Le passage à l’heure d’hiver ne vous aura évidemment pas échappé. En entrant dans ce long tunnel qui ne nous laisse pas plus qu’un tiers de lumière par jour, les citadins redeviennent plus casaniers encore. Plus que jamais, pour les plus chanceux, les foyers redeviennent des abris, et les murs semblent alors gagner en épaisseur. La tentation de l’isolement délibéré se fait ainsi plus pressante. Dans ces moments, il peut apparaître utile de rappeler le sort tout aussi délibérément ignoré de ces milliers d’« autres », anonymes, que nous croisons pourtant tous chaque jour dans les trains, les commerces, les rues, les immeubles… Ces vagues silhouettes à qui il arrive des crasses toujours plus crasseuses, ces « gens » écrasés dans leur sensibilité par une vie urbaine qu’ils ne peuvent contourner. Ces « gens » que chacun peut être à un moment de sa vie, avec le grand nuancier des mauvaises nouvelles pour échelle de Richter.

Mû par une immense compassion, porté par la tendresse de ceux qui ont autant vécu qu’observé la « hard-knock life », et avec les quartiers populaires de « Big Apple » pour cadre, Will Eisner nous emmène à la découverte de ces vies « étrangères ». Et dans l’immense œuvre du maître, le troisième tome de sa trilogie « New York », publié pour la première fois en 1993 chez Kitchen Sink Press, s’avère être une pièce de choix. Au programme, trois tranches de vie d’une trentaine de pages chacune.

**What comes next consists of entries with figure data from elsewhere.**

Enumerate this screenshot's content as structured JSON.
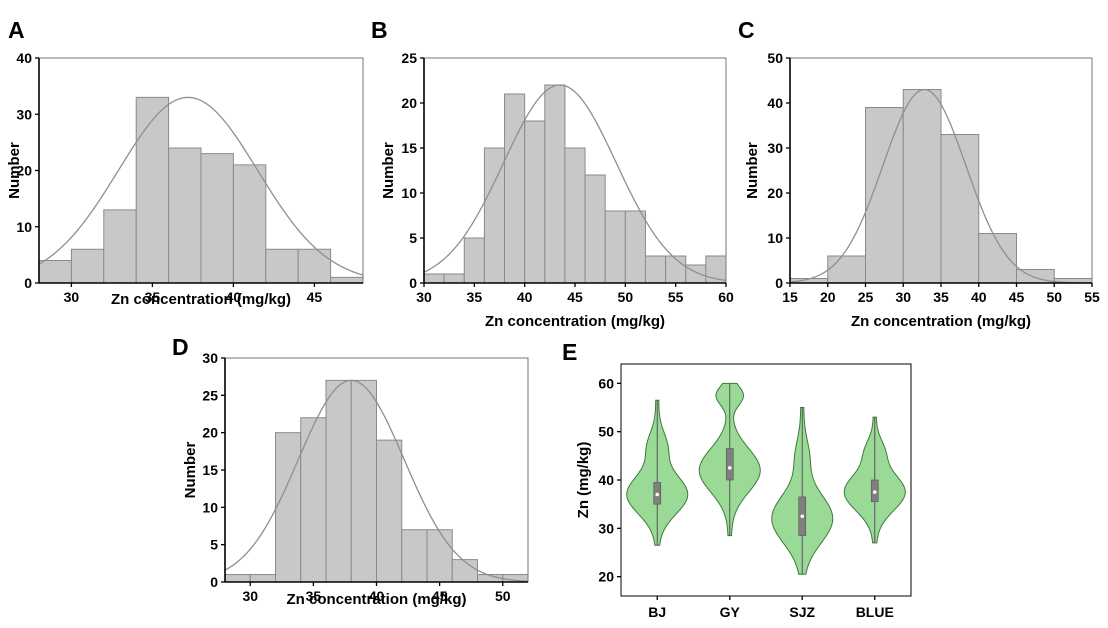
{
  "figure": {
    "background": "#ffffff"
  },
  "colors": {
    "bar_fill": "#c8c8c8",
    "bar_stroke": "#8a8a8a",
    "curve": "#8f8f8f",
    "violin_fill": "#9ad996",
    "violin_stroke": "#3d7a3a",
    "box_fill": "#7f7f7f",
    "median": "#ffffff",
    "axis": "#000000"
  },
  "chart_data": [
    {
      "panel": "A",
      "type": "bar",
      "xlabel": "Zn concentration (mg/kg)",
      "ylabel": "Number",
      "xlim": [
        28,
        48
      ],
      "ylim": [
        0,
        40
      ],
      "xticks": [
        30,
        35,
        40,
        45
      ],
      "yticks": [
        0,
        10,
        20,
        30,
        40
      ],
      "bin_edges": [
        28,
        30,
        32,
        34,
        36,
        38,
        40,
        42,
        44,
        46,
        48
      ],
      "values": [
        4,
        6,
        13,
        33,
        24,
        23,
        21,
        6,
        6,
        1
      ],
      "normal_fit": {
        "mean": 37.2,
        "peak": 33,
        "sd": 4.3
      }
    },
    {
      "panel": "B",
      "type": "bar",
      "xlabel": "Zn concentration (mg/kg)",
      "ylabel": "Number",
      "xlim": [
        30,
        60
      ],
      "ylim": [
        0,
        25
      ],
      "xticks": [
        30,
        35,
        40,
        45,
        50,
        55,
        60
      ],
      "yticks": [
        0,
        5,
        10,
        15,
        20,
        25
      ],
      "bin_edges": [
        30,
        32,
        34,
        36,
        38,
        40,
        42,
        44,
        46,
        48,
        50,
        52,
        54,
        56,
        58,
        60
      ],
      "values": [
        1,
        1,
        5,
        15,
        21,
        18,
        22,
        15,
        12,
        8,
        8,
        3,
        3,
        2,
        3
      ],
      "normal_fit": {
        "mean": 43.5,
        "peak": 22,
        "sd": 5.6
      }
    },
    {
      "panel": "C",
      "type": "bar",
      "xlabel": "Zn concentration (mg/kg)",
      "ylabel": "Number",
      "xlim": [
        15,
        55
      ],
      "ylim": [
        0,
        50
      ],
      "xticks": [
        15,
        20,
        25,
        30,
        35,
        40,
        45,
        50,
        55
      ],
      "yticks": [
        0,
        10,
        20,
        30,
        40,
        50
      ],
      "bin_edges": [
        15,
        20,
        25,
        30,
        35,
        40,
        45,
        50,
        55
      ],
      "values": [
        1,
        6,
        39,
        43,
        33,
        11,
        3,
        1
      ],
      "normal_fit": {
        "mean": 32.8,
        "peak": 43,
        "sd": 5.5
      }
    },
    {
      "panel": "D",
      "type": "bar",
      "xlabel": "Zn concentration (mg/kg)",
      "ylabel": "Number",
      "xlim": [
        28,
        52
      ],
      "ylim": [
        0,
        30
      ],
      "xticks": [
        30,
        35,
        40,
        45,
        50
      ],
      "yticks": [
        0,
        5,
        10,
        15,
        20,
        25,
        30
      ],
      "bin_edges": [
        28,
        30,
        32,
        34,
        36,
        38,
        40,
        42,
        44,
        46,
        48,
        50,
        52
      ],
      "values": [
        1,
        1,
        20,
        22,
        27,
        27,
        19,
        7,
        7,
        3,
        1,
        1
      ],
      "normal_fit": {
        "mean": 38.0,
        "peak": 27,
        "sd": 4.2
      }
    },
    {
      "panel": "E",
      "type": "violin",
      "ylabel": "Zn (mg/kg)",
      "ylim": [
        16,
        64
      ],
      "yticks": [
        20,
        30,
        40,
        50,
        60
      ],
      "categories": [
        "BJ",
        "GY",
        "SJZ",
        "BLUE"
      ],
      "groups": [
        {
          "name": "BJ",
          "min": 26.5,
          "q1": 35.0,
          "median": 37.0,
          "q3": 39.5,
          "max": 56.5,
          "modes": [
            {
              "c": 37.0,
              "s": 4.0,
              "w": 1.0
            },
            {
              "c": 47.0,
              "s": 3.0,
              "w": 0.28
            }
          ]
        },
        {
          "name": "GY",
          "min": 28.5,
          "q1": 40.0,
          "median": 42.5,
          "q3": 46.5,
          "max": 60.0,
          "modes": [
            {
              "c": 42.0,
              "s": 4.5,
              "w": 1.0
            },
            {
              "c": 57.5,
              "s": 2.0,
              "w": 0.42
            }
          ]
        },
        {
          "name": "SJZ",
          "min": 20.5,
          "q1": 28.5,
          "median": 32.5,
          "q3": 36.5,
          "max": 55.0,
          "modes": [
            {
              "c": 32.0,
              "s": 5.0,
              "w": 1.0
            },
            {
              "c": 45.0,
              "s": 3.5,
              "w": 0.18
            }
          ]
        },
        {
          "name": "BLUE",
          "min": 27.0,
          "q1": 35.5,
          "median": 37.5,
          "q3": 40.0,
          "max": 53.0,
          "modes": [
            {
              "c": 37.5,
              "s": 3.8,
              "w": 1.0
            },
            {
              "c": 46.0,
              "s": 2.5,
              "w": 0.25
            }
          ]
        }
      ]
    }
  ]
}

Mauvaise pioche, les gars !

A la grande loterie de la « condition humaine », nos trois protagonistes n’ont sans doute pas hérité du ticket gagnant… les journées très ordinaires de Pincus le repasseur basculent après l’annonce fortuite de son décès dans le journal. Tout son entourage est bien prompt à vouloir effacer toute trace de son passage sur Terre… Morris « L’Elu », pour sa part, semble incapable de rendre utile à la société un hypothétique don de guérisseur. Pis que cela, cette absence de sens ne lui permet pas de trouver sa place, et de commencer à vivre… Enfin, Hilda, bibliothécaire quadragénaire qui a consacré sa vie à veiller sur la santé de son père, trouve l’amour enfin à la mort de celui-ci. Problème : le promis, vieux garçon lui aussi, vit sous la tutelle très encombrante d’une « môman » qui ne souhaite pas voir son fils chéri quitter le nid…

Joyeusement désarmant

Les trois saynètes dramatiques rassemblées dans ce tome (« Sanctum », « Le Pouvoir » et « Combat Mortel ») sont narrées sur le même mode de l’ironie. Si le sort de ces pauvres diables est tout sauf enviable, Will Eisner utilise le raisonnement par l’absurde pour détendre son lecteur. Le courant positif passe par la vie abondante qui nourrit les décors, les mises en scène, entre métaphores et mur de briques. Très régulièrement, les contours des cases savent disparaître pour accompagner des mouvements de bras souvent amples. Les trognes de ces damnés de la terre sont pleines de gouaille et, en dépit des tuiles sur lesquelles glissent Pincus, Morris et Hilda, il transparaît de ce tome une atmosphère extrêmement chaleureuse.

Une ode au regard

Le père du Spirit était un poète et un humaniste. Libéré par la légèreté et la joie qui rayonnaient dans chaque visage, chaque attitude de ses « malheureux », Will Eisner savait à la fois dire la réalité la plus implacable et la transfigurer. Pour cette faculté si rare, il serait difficilement concevable que l’Histoire ne finisse pas par faire de son œuvre géniale un trésor aussi populaire que les romans de Dickens. Du moins, pour tous les mômes qui grandiront dans nos futurs techno-cyber-mondes, on ne peut que l’espérer, car une société qui perdrait tout intérêt pour la sourde colère qui a motivé cet ouvrage serait définitivement fichue. En attendant, et parce que tout reste ouvert, on ne peut que recommander très chaudement, mais alors version grosse laine, la lecture de cette trilogie new-yorkaise délicate et riche en messages.

[Nicolas Lambret]

« New York Trilogie – Tome 3: Les Gens », par Will Eisner (scenario et dessin), Editions Delcourt, Coll. Contrebande, octobre 2008, 112 p.